Because oxidative stress is known to play a role in the development of some cancers, and pumpkin seeds are unique in their composition of antioxidant nutrients, it’s not surprising to find some preliminary evidence of decreased cancer risk in association with pumpkin seed intake. However, the antioxidant content of pumpkin seeds has not been the focus of preliminary research in this cancer area. Instead, the research has focused on lignans. Only breast cancer and prostate cancer seem to have received much attention in the research world in connection with pumpkin seed intake, and much of that attention has been limited to the lignan content of pumpkin seeds. To some extent, this same focus on lignans has occurred in research on prostate cancer as well. For these reasons, we cannot describe the cancer-related benefits of pumpkin seeds as being well-documented in the research, even though pumpkin seeds may eventually be shown to have important health benefits in this area.
Possible Benefits for Benign Prostatic Hyperplasia (BPH)
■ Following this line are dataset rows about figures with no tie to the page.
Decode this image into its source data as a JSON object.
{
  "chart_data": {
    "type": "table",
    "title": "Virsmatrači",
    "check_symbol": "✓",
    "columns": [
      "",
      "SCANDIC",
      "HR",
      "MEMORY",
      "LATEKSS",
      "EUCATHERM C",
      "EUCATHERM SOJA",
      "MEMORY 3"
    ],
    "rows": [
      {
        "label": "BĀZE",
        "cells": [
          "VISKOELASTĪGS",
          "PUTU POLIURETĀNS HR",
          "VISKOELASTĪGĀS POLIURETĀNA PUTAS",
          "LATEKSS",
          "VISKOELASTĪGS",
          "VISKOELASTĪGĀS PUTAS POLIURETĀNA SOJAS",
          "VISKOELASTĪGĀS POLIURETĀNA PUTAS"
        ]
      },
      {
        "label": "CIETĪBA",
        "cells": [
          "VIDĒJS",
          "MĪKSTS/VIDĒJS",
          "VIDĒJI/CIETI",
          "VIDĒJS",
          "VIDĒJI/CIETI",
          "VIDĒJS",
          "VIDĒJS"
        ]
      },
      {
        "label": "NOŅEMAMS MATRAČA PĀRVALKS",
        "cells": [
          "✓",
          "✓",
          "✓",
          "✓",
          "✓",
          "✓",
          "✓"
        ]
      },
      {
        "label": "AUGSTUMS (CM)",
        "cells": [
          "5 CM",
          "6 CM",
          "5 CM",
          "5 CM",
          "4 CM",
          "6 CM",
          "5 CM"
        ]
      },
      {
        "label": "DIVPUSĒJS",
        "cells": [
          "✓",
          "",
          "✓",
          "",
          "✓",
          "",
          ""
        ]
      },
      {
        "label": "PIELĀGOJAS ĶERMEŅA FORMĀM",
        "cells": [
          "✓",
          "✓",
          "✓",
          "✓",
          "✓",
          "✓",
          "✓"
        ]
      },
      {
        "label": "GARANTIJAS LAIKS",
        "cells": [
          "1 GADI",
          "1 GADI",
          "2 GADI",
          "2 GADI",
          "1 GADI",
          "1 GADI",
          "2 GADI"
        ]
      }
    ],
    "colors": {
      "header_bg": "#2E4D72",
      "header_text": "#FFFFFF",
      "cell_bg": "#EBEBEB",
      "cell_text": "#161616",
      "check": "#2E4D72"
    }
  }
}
Pumpkin seed extracts and oils have long been used in treatment of Benign Prostatic Hyperplasia (BPH). BPH is a health problem involving non-cancer enlargement of the prostate gland, and it commonly affects middle-aged and older men in the U.S. Studies have linked different nutrients in pumpkin seeds to their beneficial effects on BPH, including their phytosterols, lignans, and zinc. Among these groups, research on phytosterols is the strongest, and it centers on three phytosterols found in pumpkin seeds: beta-sitosterol, sitostanol, and avenasterol. The phytosterols campesterol, stigmasterol, and campestanol have also been found in pumpkin seeds in some studies. Unfortunately, studies on BPH have typically involved extracts or oils rather than pumpkin seeds themselves. For this reason, it’s just not possible to tell whether everyday intake of pumpkin seeds in food form has a beneficial impact on BPH. Equally impossible to determine is whether intake of pumpkin seeds in food form can lower a man’s risk of BPH. We look forward to future studies that will hopefully provide us with answers to those questions.